Walker paused to add a few more sticks to the fire. "One of many," he repeated. "In a foreign land." He took a long breath and let it slowly out. "I was sold," he said flatly. "To another acting company. They toured the countryside. I was required to do the same as I had done, in town halls, pastures, barns and warehouses. Wherever we might set up. Of course the people flocked in, to see oh, I was called 'The Savage Adam' that time around. Things were good for awhile, but soon there was always another Savage Adam, it seemed, who had just passed that way and played a week's engagement. In one village I was accused of being an Englishman in makeup, because I'd spoken to a man there who thought my speech was too civilized. So I was sold again. And sold again, about a year after that. Then, sold once more within six months. Until at last " He looked directly at Matthew. "Have you ever seen a mishap of nature?"

"A mishap?"

"A person," Walker corrected, "who is a mishap of nature. A malformed human being. A dwarf, or a man with claw hands, or a woman with three arms. A boy who sweats blood. Have you ever seen any of those?"
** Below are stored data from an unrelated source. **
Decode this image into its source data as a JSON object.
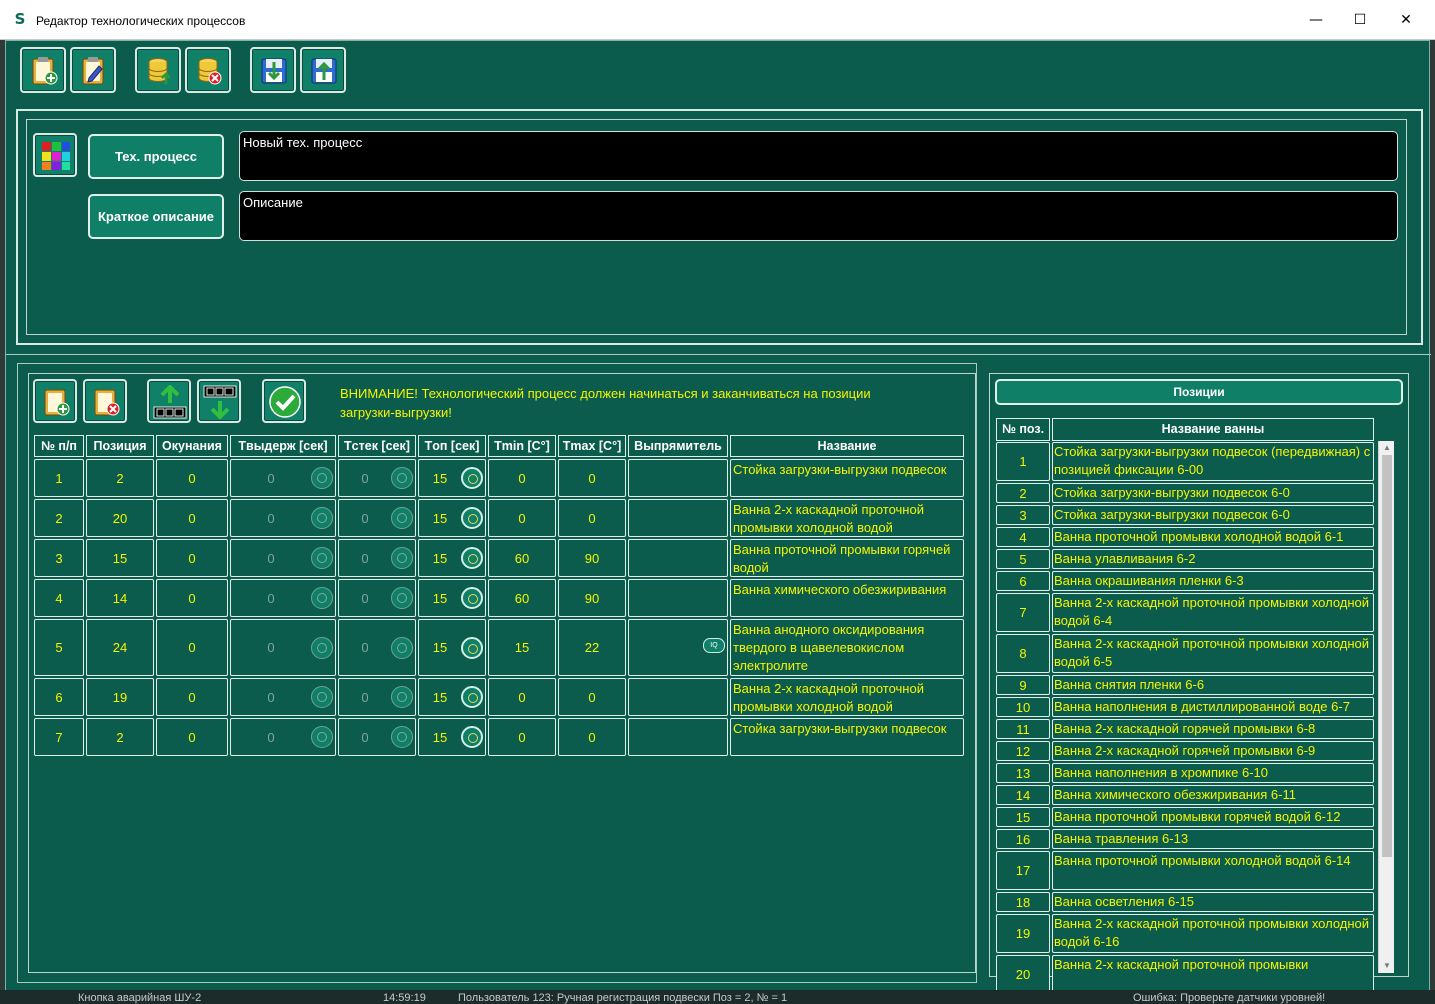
{
  "window": {
    "title": "Редактор технологических процессов",
    "icon_glyph": "S",
    "minimize_glyph": "—",
    "maximize_glyph": "☐",
    "close_glyph": "✕"
  },
  "toolbar": {
    "icons": [
      "new-document-icon",
      "edit-document-icon",
      "db-upload-icon",
      "db-delete-icon",
      "download-to-disk-icon",
      "upload-from-disk-icon"
    ]
  },
  "process": {
    "palette_icon": "color-palette-icon",
    "tech_process_label": "Тех. процесс",
    "tech_process_value": "Новый тех. процесс",
    "description_label": "Краткое описание",
    "description_value": "Описание"
  },
  "steps_toolbar": {
    "icons": [
      "add-step-icon",
      "delete-step-icon",
      "move-up-icon",
      "move-down-icon",
      "confirm-icon"
    ],
    "warning_line1": "ВНИМАНИЕ! Технологический процесс должен начинаться и заканчиваться на позиции",
    "warning_line2": "загрузки-выгрузки!"
  },
  "steps_table": {
    "headers": [
      "№ п/п",
      "Позиция",
      "Окунания",
      "Tвыдерж [сек]",
      "Tстек [сек]",
      "Tоп [сек]",
      "Tmin [C°]",
      "Tmax [C°]",
      "Выпрямитель",
      "Название"
    ],
    "rows": [
      {
        "n": "1",
        "pos": "2",
        "dips": "0",
        "hold": "0",
        "drip": "0",
        "top": "15",
        "tmin": "0",
        "tmax": "0",
        "rect": "",
        "name": "Стойка загрузки-выгрузки подвесок"
      },
      {
        "n": "2",
        "pos": "20",
        "dips": "0",
        "hold": "0",
        "drip": "0",
        "top": "15",
        "tmin": "0",
        "tmax": "0",
        "rect": "",
        "name": "Ванна 2-х каскадной проточной промывки холодной водой"
      },
      {
        "n": "3",
        "pos": "15",
        "dips": "0",
        "hold": "0",
        "drip": "0",
        "top": "15",
        "tmin": "60",
        "tmax": "90",
        "rect": "",
        "name": "Ванна проточной промывки горячей водой"
      },
      {
        "n": "4",
        "pos": "14",
        "dips": "0",
        "hold": "0",
        "drip": "0",
        "top": "15",
        "tmin": "60",
        "tmax": "90",
        "rect": "",
        "name": "Ванна химического обезжиривания"
      },
      {
        "n": "5",
        "pos": "24",
        "dips": "0",
        "hold": "0",
        "drip": "0",
        "top": "15",
        "tmin": "15",
        "tmax": "22",
        "rect": "IQ",
        "name": "Ванна анодного оксидирования твердого в щавелевокислом электролите"
      },
      {
        "n": "6",
        "pos": "19",
        "dips": "0",
        "hold": "0",
        "drip": "0",
        "top": "15",
        "tmin": "0",
        "tmax": "0",
        "rect": "",
        "name": "Ванна 2-х каскадной проточной промывки холодной водой"
      },
      {
        "n": "7",
        "pos": "2",
        "dips": "0",
        "hold": "0",
        "drip": "0",
        "top": "15",
        "tmin": "0",
        "tmax": "0",
        "rect": "",
        "name": "Стойка загрузки-выгрузки подвесок"
      }
    ]
  },
  "positions": {
    "title": "Позиции",
    "headers": [
      "№ поз.",
      "Название ванны"
    ],
    "rows": [
      {
        "n": "1",
        "name": "Стойка загрузки-выгрузки подвесок (передвижная)  с позицией фиксации 6-00"
      },
      {
        "n": "2",
        "name": "Стойка загрузки-выгрузки подвесок 6-0"
      },
      {
        "n": "3",
        "name": "Стойка загрузки-выгрузки подвесок 6-0"
      },
      {
        "n": "4",
        "name": "Ванна проточной промывки холодной водой 6-1"
      },
      {
        "n": "5",
        "name": "Ванна улавливания 6-2"
      },
      {
        "n": "6",
        "name": "Ванна окрашивания пленки 6-3"
      },
      {
        "n": "7",
        "name": "Ванна 2-х каскадной проточной промывки холодной водой 6-4"
      },
      {
        "n": "8",
        "name": "Ванна 2-х каскадной проточной промывки холодной водой 6-5"
      },
      {
        "n": "9",
        "name": "Ванна снятия пленки 6-6"
      },
      {
        "n": "10",
        "name": "Ванна наполнения в дистиллированной воде 6-7"
      },
      {
        "n": "11",
        "name": "Ванна 2-х каскадной горячей промывки 6-8"
      },
      {
        "n": "12",
        "name": "Ванна 2-х каскадной горячей промывки 6-9"
      },
      {
        "n": "13",
        "name": "Ванна наполнения в хромпике 6-10"
      },
      {
        "n": "14",
        "name": "Ванна химического обезжиривания 6-11"
      },
      {
        "n": "15",
        "name": "Ванна проточной промывки горячей водой 6-12"
      },
      {
        "n": "16",
        "name": "Ванна травления 6-13"
      },
      {
        "n": "17",
        "name": "Ванна проточной промывки холодной водой 6-14"
      },
      {
        "n": "18",
        "name": "Ванна осветления 6-15"
      },
      {
        "n": "19",
        "name": "Ванна 2-х каскадной проточной промывки холодной водой 6-16"
      },
      {
        "n": "20",
        "name": "Ванна 2-х каскадной проточной промывки"
      }
    ]
  },
  "scroll": {
    "up": "▲",
    "down": "▼"
  },
  "background_strip": {
    "text1": "Кнопка аварийная ШУ-2",
    "text2": "14:59:19",
    "text3": "Пользователь 123: Ручная регистрация подвески Поз = 2, № = 1",
    "text4": "Ошибка: Проверьте датчики уровней!"
  },
  "colors": {
    "background": "#0c5c4e",
    "accent": "#0f7f67",
    "text_value": "#f5f500",
    "border": "#e0efe9"
  }
}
"No," Matthew replied, though he could certainly relate to any boy who sweated blood.

"I was the Demon Indian," said Walker, in a quiet, faraway voice. "The Lucifer of the New World. The sign on my cage said so. The red paint on my face, the horns on my head those said so, too. And Mr. Oxley, the show's owner-poor old drunken Mr. Oxley-told me to make sure I rattled the bars of my cage, to throw myself against them, and holler and growl like a fiend from Hell. Some nights I had part of a chicken to gnaw upon. Then when the people had gone, I came out of my cage and took off my horns and all of us-all of us mishaps of nature-packed up to go to the next town. And there stood Mr. Oxley with his silver watch-very much like this one-telling everyone to hurry, telling everyone that tomorrow night in Guildford there was a fortune to be made, or the next night in Winchester, or the night after that in Salisbury. He said, hurry there! Hurry up! He said we had to hurry, through the night along the little roads, because time was wasting, because time was money, and because time never stops for an Englishman."

Walker turned the watch in his hands. "Mr. Oxley," he said, "hurried himself to his death. He was already worn out. It was the gin that finished him off. The rest of us divided what money we had and that was the end of the show. I dressed in my English suit, went to Portsmouth and bought passage on a ship. I came home. I went back to my people. But I brought my insanity and my demons with me, and they will never let me be."